McDowell, whose time with the White Sox did not begin until 1987, never played with La Russa as his manager. La Russa left his role with the White Sox in 1986, taking over as the manager of the Oakland Athletics at that time. McDowell's claims clearly suggest the sign-stealing system was designed prior to La Russa's departure (and therefore, his own arrival), but he does not elaborate on how came came to believe La Russa was responsible for its implementation. 

La Russa later responded. 

“My question is this: Was he ever on our team?” La Russa told the San Jose Mercury News. “He was never on our team.”

Later in the interview, McDowell states he had never discussed the sign-stealing system previously, with his reasoning being that the White Sox left old Comiskey Park a couple years later, in 1990, which put an end to the system involving the Gatorade sign allegedly started by La Russa.

"I've never said anything about the old system we had because once we got to new Comiskey, I didn't know if there was one or not," McDowell said. "There were rumors that we had one, but it wasn't as out there as the first one was where they forced the pitcher who was pitching the next day, had to go in there and flip on the toggle switch and stuff. I don't know, it was crazy."

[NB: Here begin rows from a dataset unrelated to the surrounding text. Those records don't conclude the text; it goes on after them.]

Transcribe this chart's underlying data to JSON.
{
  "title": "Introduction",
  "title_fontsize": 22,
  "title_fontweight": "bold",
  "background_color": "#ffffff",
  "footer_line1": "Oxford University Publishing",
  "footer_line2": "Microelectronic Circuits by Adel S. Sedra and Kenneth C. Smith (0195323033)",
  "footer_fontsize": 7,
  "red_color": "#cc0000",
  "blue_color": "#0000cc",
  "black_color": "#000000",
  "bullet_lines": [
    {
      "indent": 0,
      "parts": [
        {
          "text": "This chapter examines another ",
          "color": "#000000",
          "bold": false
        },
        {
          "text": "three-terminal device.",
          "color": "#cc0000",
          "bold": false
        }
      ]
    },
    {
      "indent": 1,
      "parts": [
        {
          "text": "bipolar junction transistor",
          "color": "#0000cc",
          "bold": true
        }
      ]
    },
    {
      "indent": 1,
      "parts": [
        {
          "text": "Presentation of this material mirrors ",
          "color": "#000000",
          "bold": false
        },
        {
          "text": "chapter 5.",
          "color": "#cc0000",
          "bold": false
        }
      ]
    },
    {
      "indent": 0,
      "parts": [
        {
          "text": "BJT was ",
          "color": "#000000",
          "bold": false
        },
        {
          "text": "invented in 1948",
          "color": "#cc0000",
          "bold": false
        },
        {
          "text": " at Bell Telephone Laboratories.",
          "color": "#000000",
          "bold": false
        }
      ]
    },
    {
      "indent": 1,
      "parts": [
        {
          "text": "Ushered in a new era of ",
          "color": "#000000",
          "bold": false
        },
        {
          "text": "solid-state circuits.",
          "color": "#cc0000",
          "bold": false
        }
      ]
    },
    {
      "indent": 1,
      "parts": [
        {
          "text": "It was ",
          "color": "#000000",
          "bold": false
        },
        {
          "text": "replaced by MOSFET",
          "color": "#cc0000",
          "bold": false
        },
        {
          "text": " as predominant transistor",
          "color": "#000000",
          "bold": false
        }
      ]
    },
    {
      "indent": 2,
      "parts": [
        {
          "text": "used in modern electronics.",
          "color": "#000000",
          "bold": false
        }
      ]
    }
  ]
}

The alleged infraction occurred long before La Russa's arrival in St. Louis in 1996. La Russa retired as Cardinals manager following the 2011 World Championship season. He has since worked as an executive for the Diamondbacks, Red Sox and now the Angels.

With Boston, La Russa served as vice president and special assistant to then-president of baseball operations Dave Dombrowski from 2017 until Dombrowski's departure from the organization during the 2019 season. The Red Sox have been accused of a sign-stealing operation during the 2018 season, for which La Russa was still employed by the team.

The chief culprit in that affair is believed to have been then-manager Alex Cora, whose role in that scheme--and the one involving his time as bench coach of the 2017 Astros--has him in hot water with MLB this winter. Cora was fired from his manager role with the Red Sox Tuesday and still awaits word on an official punishment following MLB's investigation into the matters.